As Americans, we can take pride in being a nation of givers. And as the economy improves, charitable giving is on the rise. In fact, according to the National Philanthropic Trust, total charitable giving from U.S. individuals, corporations, foundations and bequests will exceed $471 billion in 2020, with 69% coming from individuals.
While money may be tight for many Americans, it’s nice to know there’s a way to support a favourite charity without worrying about the impact on your budget. How? By giving the gift of life insurance. Here are just a few of the ways you can use this proven method to give money to your favourite causes:
Donate an existing policy – If you already have a policy and no longer need the death benefit, you can donate the policy to the charity of your choice, which may give you some tax benefits.
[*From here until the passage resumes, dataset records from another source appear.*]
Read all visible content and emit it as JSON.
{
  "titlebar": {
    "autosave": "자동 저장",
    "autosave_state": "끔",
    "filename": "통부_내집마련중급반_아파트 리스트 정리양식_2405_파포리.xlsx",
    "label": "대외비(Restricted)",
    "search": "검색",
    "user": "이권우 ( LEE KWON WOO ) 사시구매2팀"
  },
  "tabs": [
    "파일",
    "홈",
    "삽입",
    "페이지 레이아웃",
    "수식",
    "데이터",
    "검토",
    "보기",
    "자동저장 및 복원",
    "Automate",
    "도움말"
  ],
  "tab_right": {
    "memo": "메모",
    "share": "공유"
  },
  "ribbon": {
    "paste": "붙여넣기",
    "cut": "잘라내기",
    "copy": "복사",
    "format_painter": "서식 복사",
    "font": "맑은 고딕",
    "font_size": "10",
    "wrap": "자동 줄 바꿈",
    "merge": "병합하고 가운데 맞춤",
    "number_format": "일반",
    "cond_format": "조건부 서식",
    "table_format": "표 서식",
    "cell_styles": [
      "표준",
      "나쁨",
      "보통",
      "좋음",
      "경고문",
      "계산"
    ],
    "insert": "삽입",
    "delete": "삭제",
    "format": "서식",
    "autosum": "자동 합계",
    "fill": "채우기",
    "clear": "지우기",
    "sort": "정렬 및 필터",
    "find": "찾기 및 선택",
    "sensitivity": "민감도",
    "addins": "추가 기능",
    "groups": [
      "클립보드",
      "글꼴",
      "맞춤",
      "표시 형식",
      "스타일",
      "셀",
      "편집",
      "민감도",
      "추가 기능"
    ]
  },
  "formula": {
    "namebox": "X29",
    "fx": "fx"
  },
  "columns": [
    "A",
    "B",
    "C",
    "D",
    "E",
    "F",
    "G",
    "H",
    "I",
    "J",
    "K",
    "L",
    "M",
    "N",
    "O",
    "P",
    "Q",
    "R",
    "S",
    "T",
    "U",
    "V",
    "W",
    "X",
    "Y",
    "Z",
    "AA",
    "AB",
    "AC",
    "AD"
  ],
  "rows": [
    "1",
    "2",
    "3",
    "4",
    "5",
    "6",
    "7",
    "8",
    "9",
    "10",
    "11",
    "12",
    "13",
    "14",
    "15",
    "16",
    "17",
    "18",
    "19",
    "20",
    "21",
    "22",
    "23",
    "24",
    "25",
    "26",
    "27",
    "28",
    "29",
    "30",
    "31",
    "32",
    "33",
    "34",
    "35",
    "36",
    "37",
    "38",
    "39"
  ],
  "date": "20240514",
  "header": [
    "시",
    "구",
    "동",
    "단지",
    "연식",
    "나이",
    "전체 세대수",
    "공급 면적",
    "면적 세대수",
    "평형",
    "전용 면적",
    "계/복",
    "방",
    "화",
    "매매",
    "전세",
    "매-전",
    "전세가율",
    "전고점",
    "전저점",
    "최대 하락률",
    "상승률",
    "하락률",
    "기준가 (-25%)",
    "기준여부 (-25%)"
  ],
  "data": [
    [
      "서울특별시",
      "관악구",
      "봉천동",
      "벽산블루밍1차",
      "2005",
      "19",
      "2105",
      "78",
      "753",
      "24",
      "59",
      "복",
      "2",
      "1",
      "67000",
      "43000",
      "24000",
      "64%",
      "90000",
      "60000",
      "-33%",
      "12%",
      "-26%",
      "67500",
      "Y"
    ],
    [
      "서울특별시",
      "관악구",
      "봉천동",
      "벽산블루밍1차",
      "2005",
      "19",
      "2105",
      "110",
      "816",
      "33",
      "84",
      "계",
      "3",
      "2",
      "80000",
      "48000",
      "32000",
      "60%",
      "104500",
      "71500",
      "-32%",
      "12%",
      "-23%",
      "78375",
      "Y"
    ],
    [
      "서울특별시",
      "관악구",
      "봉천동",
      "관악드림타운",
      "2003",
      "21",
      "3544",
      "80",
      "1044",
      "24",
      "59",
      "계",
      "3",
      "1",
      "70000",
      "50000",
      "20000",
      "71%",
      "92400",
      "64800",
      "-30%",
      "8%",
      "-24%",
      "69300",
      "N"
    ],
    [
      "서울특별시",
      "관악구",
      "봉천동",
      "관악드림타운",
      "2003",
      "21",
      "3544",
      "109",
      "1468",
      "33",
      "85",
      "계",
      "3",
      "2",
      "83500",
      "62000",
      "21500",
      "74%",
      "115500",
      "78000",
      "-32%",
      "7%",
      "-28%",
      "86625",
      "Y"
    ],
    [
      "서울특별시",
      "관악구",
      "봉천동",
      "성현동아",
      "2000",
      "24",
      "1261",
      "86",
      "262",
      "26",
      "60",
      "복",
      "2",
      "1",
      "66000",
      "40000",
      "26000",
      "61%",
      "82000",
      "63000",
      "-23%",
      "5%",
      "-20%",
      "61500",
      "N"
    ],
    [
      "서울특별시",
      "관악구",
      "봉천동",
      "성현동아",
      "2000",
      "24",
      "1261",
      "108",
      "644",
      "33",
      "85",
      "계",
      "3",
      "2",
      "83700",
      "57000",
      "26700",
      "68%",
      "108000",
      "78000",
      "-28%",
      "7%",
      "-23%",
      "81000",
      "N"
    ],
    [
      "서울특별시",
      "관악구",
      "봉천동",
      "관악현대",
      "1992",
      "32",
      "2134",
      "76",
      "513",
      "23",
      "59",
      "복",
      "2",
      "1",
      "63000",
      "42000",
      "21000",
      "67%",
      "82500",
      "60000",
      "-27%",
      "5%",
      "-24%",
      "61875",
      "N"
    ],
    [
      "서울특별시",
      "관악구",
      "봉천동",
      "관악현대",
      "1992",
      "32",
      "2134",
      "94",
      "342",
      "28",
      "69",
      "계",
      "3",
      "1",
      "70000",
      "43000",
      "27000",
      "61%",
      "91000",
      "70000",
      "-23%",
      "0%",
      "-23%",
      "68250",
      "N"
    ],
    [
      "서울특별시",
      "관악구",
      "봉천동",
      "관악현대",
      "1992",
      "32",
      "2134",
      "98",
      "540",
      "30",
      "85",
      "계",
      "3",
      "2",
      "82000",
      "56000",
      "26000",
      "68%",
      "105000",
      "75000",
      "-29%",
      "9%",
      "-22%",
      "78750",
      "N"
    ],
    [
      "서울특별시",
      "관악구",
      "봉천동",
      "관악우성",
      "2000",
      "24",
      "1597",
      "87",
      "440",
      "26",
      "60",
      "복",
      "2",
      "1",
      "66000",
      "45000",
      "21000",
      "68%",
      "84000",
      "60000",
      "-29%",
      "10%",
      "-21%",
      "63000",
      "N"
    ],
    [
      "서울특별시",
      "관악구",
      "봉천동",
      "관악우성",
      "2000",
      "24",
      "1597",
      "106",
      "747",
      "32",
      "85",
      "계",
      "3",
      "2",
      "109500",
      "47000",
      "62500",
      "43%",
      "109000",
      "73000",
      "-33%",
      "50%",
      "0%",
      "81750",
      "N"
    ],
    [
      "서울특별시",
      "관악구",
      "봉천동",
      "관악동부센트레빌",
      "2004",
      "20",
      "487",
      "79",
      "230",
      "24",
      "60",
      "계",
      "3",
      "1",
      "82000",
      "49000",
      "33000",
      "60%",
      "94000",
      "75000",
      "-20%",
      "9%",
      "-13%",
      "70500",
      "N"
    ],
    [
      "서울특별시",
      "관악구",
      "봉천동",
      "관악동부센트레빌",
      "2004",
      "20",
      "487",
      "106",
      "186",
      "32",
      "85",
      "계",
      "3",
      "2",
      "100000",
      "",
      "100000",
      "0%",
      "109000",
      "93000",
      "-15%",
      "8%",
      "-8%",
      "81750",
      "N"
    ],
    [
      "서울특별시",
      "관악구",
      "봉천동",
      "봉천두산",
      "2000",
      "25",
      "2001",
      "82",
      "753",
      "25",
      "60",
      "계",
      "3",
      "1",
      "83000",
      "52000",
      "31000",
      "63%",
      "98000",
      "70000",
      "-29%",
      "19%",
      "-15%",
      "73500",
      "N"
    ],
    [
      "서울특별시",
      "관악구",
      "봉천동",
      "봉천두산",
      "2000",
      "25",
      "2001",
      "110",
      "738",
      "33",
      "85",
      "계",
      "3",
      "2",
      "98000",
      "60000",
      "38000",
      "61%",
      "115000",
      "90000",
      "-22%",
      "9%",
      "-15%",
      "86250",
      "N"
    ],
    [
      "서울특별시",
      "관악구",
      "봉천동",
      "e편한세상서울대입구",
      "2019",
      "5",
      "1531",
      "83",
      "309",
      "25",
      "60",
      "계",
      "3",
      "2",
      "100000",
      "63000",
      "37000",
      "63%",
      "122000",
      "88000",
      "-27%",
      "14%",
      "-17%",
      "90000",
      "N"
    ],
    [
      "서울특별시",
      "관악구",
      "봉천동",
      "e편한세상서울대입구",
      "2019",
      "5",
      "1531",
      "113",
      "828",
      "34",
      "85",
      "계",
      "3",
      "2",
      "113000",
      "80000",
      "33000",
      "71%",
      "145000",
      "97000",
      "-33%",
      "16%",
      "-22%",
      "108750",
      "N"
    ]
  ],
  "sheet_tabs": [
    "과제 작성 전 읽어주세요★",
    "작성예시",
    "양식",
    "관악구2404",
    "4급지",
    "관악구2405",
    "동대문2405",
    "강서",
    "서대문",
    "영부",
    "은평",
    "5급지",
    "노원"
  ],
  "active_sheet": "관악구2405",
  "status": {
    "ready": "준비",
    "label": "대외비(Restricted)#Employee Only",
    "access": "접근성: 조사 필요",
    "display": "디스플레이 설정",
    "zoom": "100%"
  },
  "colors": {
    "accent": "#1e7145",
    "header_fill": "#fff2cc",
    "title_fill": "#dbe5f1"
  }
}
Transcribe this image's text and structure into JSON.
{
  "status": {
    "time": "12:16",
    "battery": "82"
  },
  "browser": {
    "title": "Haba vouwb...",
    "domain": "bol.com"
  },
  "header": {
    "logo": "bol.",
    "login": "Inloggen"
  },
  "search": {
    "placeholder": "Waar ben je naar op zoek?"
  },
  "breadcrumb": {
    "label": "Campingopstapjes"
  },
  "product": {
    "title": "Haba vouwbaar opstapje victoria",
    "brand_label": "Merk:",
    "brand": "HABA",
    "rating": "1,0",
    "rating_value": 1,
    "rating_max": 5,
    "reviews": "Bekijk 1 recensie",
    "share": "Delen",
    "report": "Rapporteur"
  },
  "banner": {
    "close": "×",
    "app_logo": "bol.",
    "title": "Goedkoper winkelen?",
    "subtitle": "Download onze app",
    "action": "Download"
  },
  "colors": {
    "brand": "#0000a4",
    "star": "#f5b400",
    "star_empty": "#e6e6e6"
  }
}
The charity will receive the full benefit amount when you die.
Name the charity as the beneficiary – As the owner, you retain control of your policy and can leave money to as many beneficiaries as you like: children, grandchildren – even more than one charity. Or you can name a single charity as the sole beneficiary and they will receive the full amount.
Take out a separate policy – There are times when it makes sense to take out separate policies: one for loved ones and one for charitable gifts. This technique can be particularly helpful if you want to retain ownership of one policy but not the other.
Create a Charitable Remainder Trust – While this planned giving tool is designed to protect appreciated assets such as stocks and real estate, you can also include life insurance if it’s set up properly. Be sure to consult a trusts and estates advisor before taking this approach.
Gifts of life insurance can provide a lasting legacy to support causes close to your heart. Depending on the method you choose, it can also offer a range of tax benefits.